Make and share this Mushroom Risotto recipe from Food.com.
- 2 onions, finely chopped
- 200 g mushrooms, chopped (or more if you like them)
- 2 cups arborio rice
- 1 liter chicken stock (or vegetable if you wish)
- 1 cup parmesan cheese
- Heat oil in pan, add onions and mushrooms.
- Cook until onions are soft.
- Add rice, stir until combined.
- Put stock in another pan and boil.
- Stir in 2/3 cup stock to the rice.
- Stir until all absorbed.
- Continue adding stock in small amounts in this fashion until all used.
- When this process is finished, add cheese.
Both times I made this I used one big onion, more mushrooms, and brown rice. I have been living without a meausuring cup, so I estimated all the ingredients. But, what a great recipe base it was for me! It tasted so full of flavor and the people I made it for where saying, "Que rico!" in Spanish (I'm in Spain)which is one of the best food compliments one can get. Thank you; this is a fun, easy, cost effective recipe.

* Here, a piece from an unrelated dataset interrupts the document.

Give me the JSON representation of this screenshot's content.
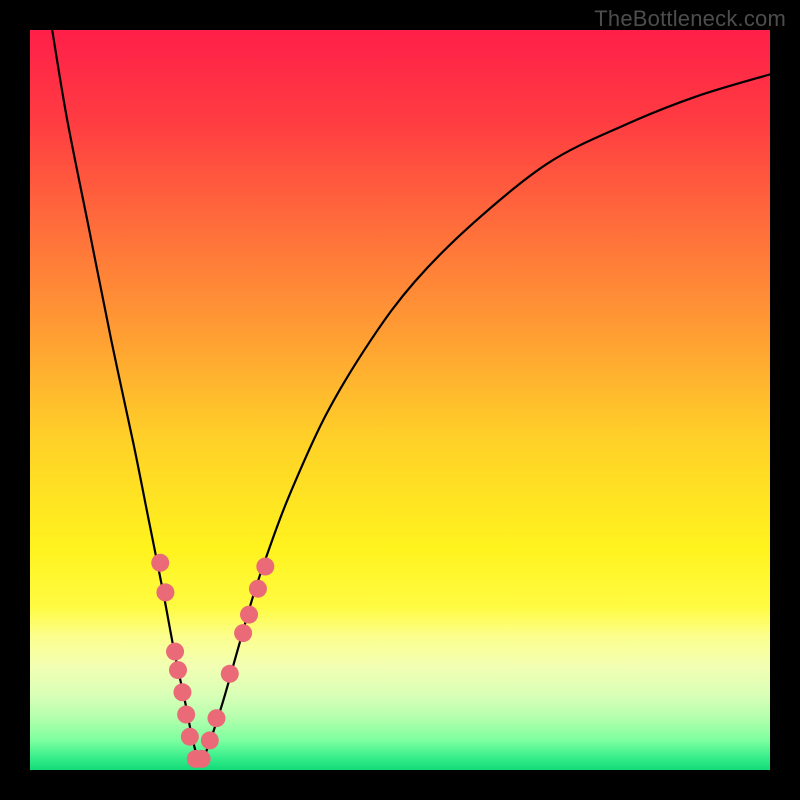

This is a GREAT tasting Risotto and so easy to make!! Everyone loved it and I will be making it again. I didn't have quite enough chicken stock so I added some vegetable stock to it. Wonderful flavor. Thanks Good Cook for sharing, I look forward to trying some of your other recipes. :-)
This sounds delicious, but would appreciate not having to convert amounts.